This excerpt taken from the EYE 8-K filed Dec 5, 2007.



(a) Each of the Stockholders agrees with the Company that, during the period commencing on the date hereof and ending on the termination of this Agreement pursuant to Article IV, at all meetings of stockholders of the Company, and with respect to any consent solicitation, the Stockholders shall (or shall cause its “Affiliates” (as defined in Rule 12b-2 promulgated under the Securities Exchange Act of 1934, as amended (the “Exchange Act”)) to vote, or provide its consent with respect to, all of the shares of Common Stock beneficially owned by the Stockholders for each of the Company’s nominees for election to the Board at the 2008 Annual Meeting, and in other matters proposed by stockholders at the 2008 Annual Meeting, in accordance with the recommendation of the Board.

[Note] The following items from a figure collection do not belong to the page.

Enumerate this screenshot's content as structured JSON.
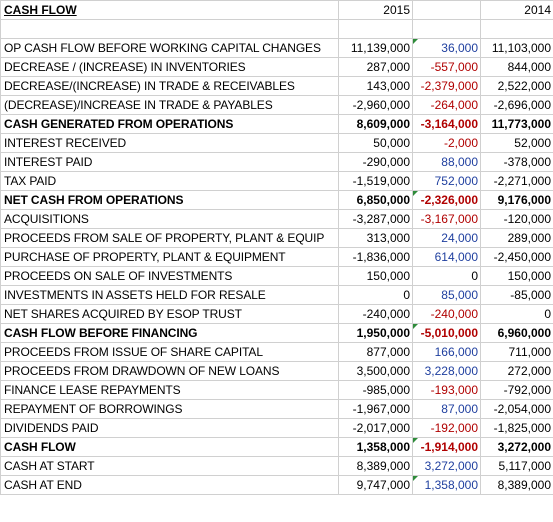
{
  "title": "CASH FLOW",
  "headers": {
    "y2015": "2015",
    "variance": "",
    "y2014": "2014"
  },
  "rows": [
    {
      "label": "OP CASH FLOW BEFORE WORKING CAPITAL CHANGES",
      "v2015": "11,139,000",
      "var": "36,000",
      "v2014": "11,103,000",
      "bold": false,
      "sign": "pos",
      "flag": true
    },
    {
      "label": "DECREASE / (INCREASE) IN INVENTORIES",
      "v2015": "287,000",
      "var": "-557,000",
      "v2014": "844,000",
      "bold": false,
      "sign": "neg",
      "flag": false
    },
    {
      "label": "DECREASE/(INCREASE) IN TRADE & RECEIVABLES",
      "v2015": "143,000",
      "var": "-2,379,000",
      "v2014": "2,522,000",
      "bold": false,
      "sign": "neg",
      "flag": false
    },
    {
      "label": "(DECREASE)/INCREASE IN TRADE & PAYABLES",
      "v2015": "-2,960,000",
      "var": "-264,000",
      "v2014": "-2,696,000",
      "bold": false,
      "sign": "neg",
      "flag": false
    },
    {
      "label": "CASH GENERATED FROM OPERATIONS",
      "v2015": "8,609,000",
      "var": "-3,164,000",
      "v2014": "11,773,000",
      "bold": true,
      "sign": "neg",
      "flag": false
    },
    {
      "label": "INTEREST RECEIVED",
      "v2015": "50,000",
      "var": "-2,000",
      "v2014": "52,000",
      "bold": false,
      "sign": "neg",
      "flag": false
    },
    {
      "label": "INTEREST PAID",
      "v2015": "-290,000",
      "var": "88,000",
      "v2014": "-378,000",
      "bold": false,
      "sign": "pos",
      "flag": false
    },
    {
      "label": "TAX PAID",
      "v2015": "-1,519,000",
      "var": "752,000",
      "v2014": "-2,271,000",
      "bold": false,
      "sign": "pos",
      "flag": false
    },
    {
      "label": "NET CASH FROM OPERATIONS",
      "v2015": "6,850,000",
      "var": "-2,326,000",
      "v2014": "9,176,000",
      "bold": true,
      "sign": "neg",
      "flag": true
    },
    {
      "label": "ACQUISITIONS",
      "v2015": "-3,287,000",
      "var": "-3,167,000",
      "v2014": "-120,000",
      "bold": false,
      "sign": "neg",
      "flag": false
    },
    {
      "label": "PROCEEDS FROM SALE OF PROPERTY, PLANT & EQUIP",
      "v2015": "313,000",
      "var": "24,000",
      "v2014": "289,000",
      "bold": false,
      "sign": "pos",
      "flag": false
    },
    {
      "label": "PURCHASE OF PROPERTY, PLANT & EQUIPMENT",
      "v2015": "-1,836,000",
      "var": "614,000",
      "v2014": "-2,450,000",
      "bold": false,
      "sign": "pos",
      "flag": false
    },
    {
      "label": "PROCEEDS ON SALE OF INVESTMENTS",
      "v2015": "150,000",
      "var": "0",
      "v2014": "150,000",
      "bold": false,
      "sign": "zero",
      "flag": false
    },
    {
      "label": "INVESTMENTS IN ASSETS HELD FOR RESALE",
      "v2015": "0",
      "var": "85,000",
      "v2014": "-85,000",
      "bold": false,
      "sign": "pos",
      "flag": false
    },
    {
      "label": "NET SHARES ACQUIRED BY ESOP TRUST",
      "v2015": "-240,000",
      "var": "-240,000",
      "v2014": "0",
      "bold": false,
      "sign": "neg",
      "flag": false
    },
    {
      "label": "CASH FLOW BEFORE FINANCING",
      "v2015": "1,950,000",
      "var": "-5,010,000",
      "v2014": "6,960,000",
      "bold": true,
      "sign": "neg",
      "flag": true
    },
    {
      "label": "PROCEEDS FROM ISSUE OF SHARE CAPITAL",
      "v2015": "877,000",
      "var": "166,000",
      "v2014": "711,000",
      "bold": false,
      "sign": "pos",
      "flag": false
    },
    {
      "label": "PROCEEDS FROM DRAWDOWN OF NEW LOANS",
      "v2015": "3,500,000",
      "var": "3,228,000",
      "v2014": "272,000",
      "bold": false,
      "sign": "pos",
      "flag": false
    },
    {
      "label": "FINANCE LEASE REPAYMENTS",
      "v2015": "-985,000",
      "var": "-193,000",
      "v2014": "-792,000",
      "bold": false,
      "sign": "neg",
      "flag": false
    },
    {
      "label": "REPAYMENT OF BORROWINGS",
      "v2015": "-1,967,000",
      "var": "87,000",
      "v2014": "-2,054,000",
      "bold": false,
      "sign": "pos",
      "flag": false
    },
    {
      "label": "DIVIDENDS PAID",
      "v2015": "-2,017,000",
      "var": "-192,000",
      "v2014": "-1,825,000",
      "bold": false,
      "sign": "neg",
      "flag": false
    },
    {
      "label": "CASH FLOW",
      "v2015": "1,358,000",
      "var": "-1,914,000",
      "v2014": "3,272,000",
      "bold": true,
      "sign": "neg",
      "flag": true
    },
    {
      "label": "CASH AT START",
      "v2015": "8,389,000",
      "var": "3,272,000",
      "v2014": "5,117,000",
      "bold": false,
      "sign": "pos",
      "flag": false
    },
    {
      "label": "CASH AT END",
      "v2015": "9,747,000",
      "var": "1,358,000",
      "v2014": "8,389,000",
      "bold": false,
      "sign": "pos",
      "flag": true
    }
  ]
}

Notwithstanding the foregoing, the Stockholders shall have no restriction on voting with respect to matters (other than the election of directors) submitted by the Board at the Annual Meeting.



(b) Each of the Stockholders agrees with the Company that, during the period commencing on the date hereof and ending on the termination of this Agreement pursuant to Article IV, each of the Stockholders will not, and will cause each of its Affiliates not to:

(i) Solicit (as such term is used in the proxy rules of the Securities and Exchange Commission) proxies or consents, or participate in any manner in the solicitation of proxies or consents, from the Company’s stockholders to elect persons to the Board or to approve stockholder proposals; provided, however, that nothing in this Section 3.1(b) shall prohibit Mr. Morfit from soliciting proxies or consents in his capacity as a director of the Company for proposals or actions made at the direction of the Board;

(ii) Make or be the proponent of any stockholder proposal, whether pursuant to Rule 14a-8 of the Exchange Act or otherwise;

(iii) Seek, alone or in concert with others, to (1) call a meeting of stockholders, (2) seek representation on the Board, except as set forth herein, or (3) the removal of any member of the Board;

(iv) Make any publicly disclosed proposal relating to or publicly disclosed request that the Board consider any of the matters set forth in (b) through (j) of Item 4 of Schedule 13D of the Exchange Act; or

(v) Request the Company or any of its representatives, directly or indirectly, to release any of the Stockholders from, amend or waive, or otherwise take any action that is inconsistent with any provision of this Agreement

(c) Mr. Morfit agrees with the Company to sign an agreement signed by all Directors concerning the Company’s policies relating to confidentiality, communications with third parties and trading in the Company’s securities.